Frequently asked questions

What is a bear put spread on CABA?
A bear put spread on CABA is the bear put spread strategy applied to CABA (stock). The strategy is structurally moderately bearish: A bear put spread buys an at-the-money put and sells an out-of-the-money put at a lower strike for defined risk and defined reward bounded by the strike width. With CABA stock trading near $3.10, the strikes shown on this page are snapped to the nearest listed CABA chain strike and the premiums come straight from the end-of-day bid/ask midpoint.
How are CABA bear put spread max profit and max loss calculated?

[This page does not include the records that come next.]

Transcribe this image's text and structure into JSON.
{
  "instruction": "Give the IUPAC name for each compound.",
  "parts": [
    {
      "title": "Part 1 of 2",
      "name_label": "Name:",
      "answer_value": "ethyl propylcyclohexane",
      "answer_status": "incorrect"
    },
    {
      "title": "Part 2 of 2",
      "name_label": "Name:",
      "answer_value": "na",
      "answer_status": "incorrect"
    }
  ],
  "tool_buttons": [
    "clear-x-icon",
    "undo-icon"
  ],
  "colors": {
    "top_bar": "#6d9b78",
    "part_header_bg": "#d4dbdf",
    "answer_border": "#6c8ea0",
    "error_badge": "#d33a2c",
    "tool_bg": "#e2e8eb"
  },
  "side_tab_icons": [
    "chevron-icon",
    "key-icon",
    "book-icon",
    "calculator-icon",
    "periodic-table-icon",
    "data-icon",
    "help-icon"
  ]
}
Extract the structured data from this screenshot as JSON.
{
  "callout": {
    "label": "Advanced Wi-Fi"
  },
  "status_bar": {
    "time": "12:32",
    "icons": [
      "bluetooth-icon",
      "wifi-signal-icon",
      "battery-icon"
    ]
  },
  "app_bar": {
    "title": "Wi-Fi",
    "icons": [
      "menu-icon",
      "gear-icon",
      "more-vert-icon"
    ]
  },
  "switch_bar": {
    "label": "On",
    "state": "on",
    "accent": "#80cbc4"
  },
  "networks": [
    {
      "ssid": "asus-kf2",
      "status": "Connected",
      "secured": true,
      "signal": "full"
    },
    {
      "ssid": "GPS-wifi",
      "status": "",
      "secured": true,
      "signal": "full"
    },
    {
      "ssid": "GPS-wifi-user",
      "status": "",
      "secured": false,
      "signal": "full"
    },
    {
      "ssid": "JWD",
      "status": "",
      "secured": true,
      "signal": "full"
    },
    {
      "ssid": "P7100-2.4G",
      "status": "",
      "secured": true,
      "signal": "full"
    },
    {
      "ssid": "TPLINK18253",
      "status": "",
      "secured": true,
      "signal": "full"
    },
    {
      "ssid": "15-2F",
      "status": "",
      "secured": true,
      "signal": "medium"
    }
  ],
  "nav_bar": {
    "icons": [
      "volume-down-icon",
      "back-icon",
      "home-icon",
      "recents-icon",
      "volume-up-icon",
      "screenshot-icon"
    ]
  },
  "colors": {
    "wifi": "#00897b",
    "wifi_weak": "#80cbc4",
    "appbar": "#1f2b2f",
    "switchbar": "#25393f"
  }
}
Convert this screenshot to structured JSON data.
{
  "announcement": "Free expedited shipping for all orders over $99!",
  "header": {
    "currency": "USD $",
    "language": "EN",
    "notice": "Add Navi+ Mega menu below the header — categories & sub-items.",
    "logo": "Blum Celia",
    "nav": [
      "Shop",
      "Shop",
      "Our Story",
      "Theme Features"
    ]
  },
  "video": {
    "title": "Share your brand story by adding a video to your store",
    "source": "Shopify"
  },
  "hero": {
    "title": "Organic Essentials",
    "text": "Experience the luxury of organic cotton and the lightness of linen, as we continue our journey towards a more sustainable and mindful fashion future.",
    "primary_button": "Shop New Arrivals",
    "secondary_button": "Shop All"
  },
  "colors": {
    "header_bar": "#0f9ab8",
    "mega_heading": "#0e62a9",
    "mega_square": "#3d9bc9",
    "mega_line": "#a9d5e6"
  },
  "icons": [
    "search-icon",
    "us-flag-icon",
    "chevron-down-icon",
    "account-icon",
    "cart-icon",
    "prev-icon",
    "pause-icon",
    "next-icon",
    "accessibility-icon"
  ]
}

Max profit equals strike width minus net debit times 100; max loss equals net debit times 100. Breakeven is long-put strike minus net debit. For the CABA bear put spread priced from the end-of-day chain at a 30-day expiry (ATM IV 48.40%), the computed maximum profit is unbounded per contract and the computed maximum loss is unbounded per contract. Live intraday quotes will differ as the chain moves through the trading session.
What is the breakeven for a CABA bear put spread?
The breakeven for the CABA bear put spread priced on this page is no defined breakeven on the modeled curve at expiration, derived from end-of-day chain premiums. Breakeven is the underlying price at which the strategy's P&L crosses zero ignoring transaction costs and assignment risk. The current CABA market-implied 1-standard-deviation expected move is approximately 13.88%; if the move sits well outside the breakeven distance, the structure's risk-reward becomes correspondingly tighter.
When should you consider a bear put spread on CABA?
Bear put spreads on CABA reduce the cost of a bearish CABA stock position by selling a lower-strike put; suited to moderate-decline theses where price reaches but does not vastly exceed the short strike.
How does current CABA implied volatility affect this bear put spread?
CABA ATM IV is at 48.40% with IV rank near 4.92%, which is on the low end of its 1-year range. Premium-buying structures (long call, long put, debit spreads) are relatively cheap in this regime; premium-selling structures collect less credit per unit risk.